Meten=Weten heeft vooral gewas- en grondmonsters uit particuliere tuinen, natuurgebieden en akkers onderzocht op de aanwezigheid van pesticiden. Er zijn daarbij overal chemische verbindingen gevonden, waarbij de meeste als pesticiden in de landbouw werden of worden gebruikt. Een beperkt deel – 12 stoffen – van de 132 gevonden stoffen is niet te herleiden naar de landbouw, maar afkomstig uit industrie, verkeer, verbranding van hout en dergelijke. Voor bodem, huisstof en planten in de natuur zijn echter geen maximaal toelaatbare niveaus bepaald, want gebruikte middelen zouden volgens het Ctgb op de akkers blijven.
Tot nu toe is er in Nederland geen enkele organisatie, instituut of universiteit die de aanwezigheid van bestrijdingsmiddelen in natuurgebieden en in tuinen van omwonenden op de schaal van Meten=Weten heeft onderzocht. Meten=Weten heeft als eerste organisatie monsters uit natuurgebieden en uit tuinen op 664 verschillende pesticiden met een hoge gevoeligheid door een gecertificeerd laboratorium laten meten.
Door het onderzoek van Meten=Weten is aangetoond – voor meer middelen en op grotere afstand van de akker, dan eerder onderzocht door het RIVM – dat de aanname van het Ctgb onjuist is. Wetenschappers, Ctgb, pesticidenindustrie en agrarisch sector kunnen op dit moment de chronische effecten van de vele gevonden cocktails op mens en biodiversiteit te voorspellen. Het is daarom niet logisch om uitslagen uit onze onderzoeken te vergelijken met normen voor voedingsmiddelen en deze daarmee als volledig veilig te verklaren. Ook zouden de gewasbeschermingsmiddelen (pesticiden of bestrijdingsmiddelen) die op het moment van monstername nog in de landbouw toegelaten waren niet tientallen meters en zelfs kilometers ver buiten de akkers aangetroffen kunnen of mogen worden, zoals de uitgangspunten zijn van de toelatingscommissie Ctgb. Deze zijn dan ook onjuist.
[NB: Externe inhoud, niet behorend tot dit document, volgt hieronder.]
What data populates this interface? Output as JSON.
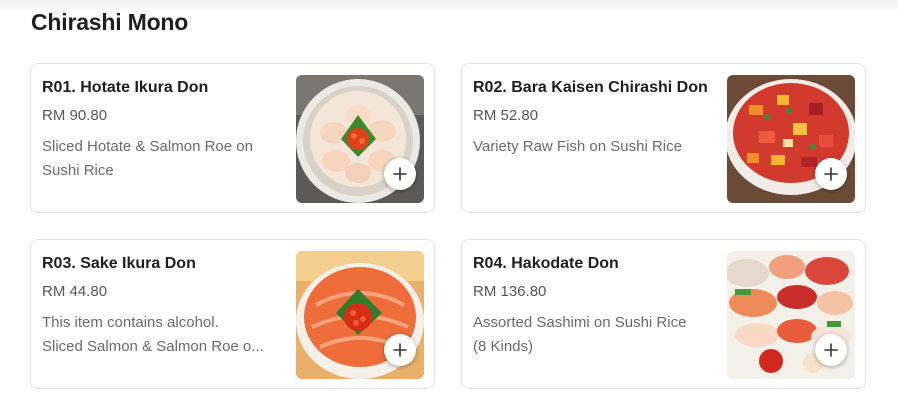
{
  "section": {
    "title": "Chirashi Mono"
  },
  "colors": {
    "add_icon": "#333333",
    "card_border": "#e3e3e3"
  },
  "items": [
    {
      "name": "R01. Hotate Ikura Don",
      "price": "RM 90.80",
      "description_lines": [
        "Sliced Hotate & Salmon Roe on",
        "Sushi Rice"
      ],
      "image_icon": "scallop-roe-bowl-photo",
      "action_icon": "plus-icon"
    },
    {
      "name": "R02. Bara Kaisen Chirashi Don",
      "price": "RM 52.80",
      "description_lines": [
        "Variety Raw Fish on Sushi Rice"
      ],
      "image_icon": "diced-fish-bowl-photo",
      "action_icon": "plus-icon"
    },
    {
      "name": "R03. Sake Ikura Don",
      "price": "RM 44.80",
      "description_lines": [
        "This item contains alcohol.",
        "Sliced Salmon & Salmon Roe o..."
      ],
      "image_icon": "salmon-roe-bowl-photo",
      "action_icon": "plus-icon"
    },
    {
      "name": "R04. Hakodate Don",
      "price": "RM 136.80",
      "description_lines": [
        "Assorted Sashimi on Sushi Rice",
        "(8 Kinds)"
      ],
      "image_icon": "sashimi-bowl-photo",
      "action_icon": "plus-icon"
    }
  ]
}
Vereniging Meten=Weten en wetenschappers als hoogleraren neuroloog Bas Bloem, kindergeneeskunde Pieter Sauer, toxicoloog Martin van den Berg, cardioloog Bianca Brundel en anderen dringen bij de overheden aan op maatregelen, te beginnen met het opvolgen van de adviezen van de Gezondheidsraad. Dus dat de overheid uitgebreid gezondheidsonderzoek laat uitvoeren en tot die tijd het voorzorgprincipe wordt gehanteerd: een middel wordt pas toegelaten als de onschadelijkheid wetenschappelijk is vastgesteld.
Pesticiden is geen politieke kwestie, niets voor een regeerakkoord, maar zuiver een wettelijke taak van de overheid. Zetjes in de goede richting door burgerinitiatieven zijn hierbij tekenen van grote betrokkenheid.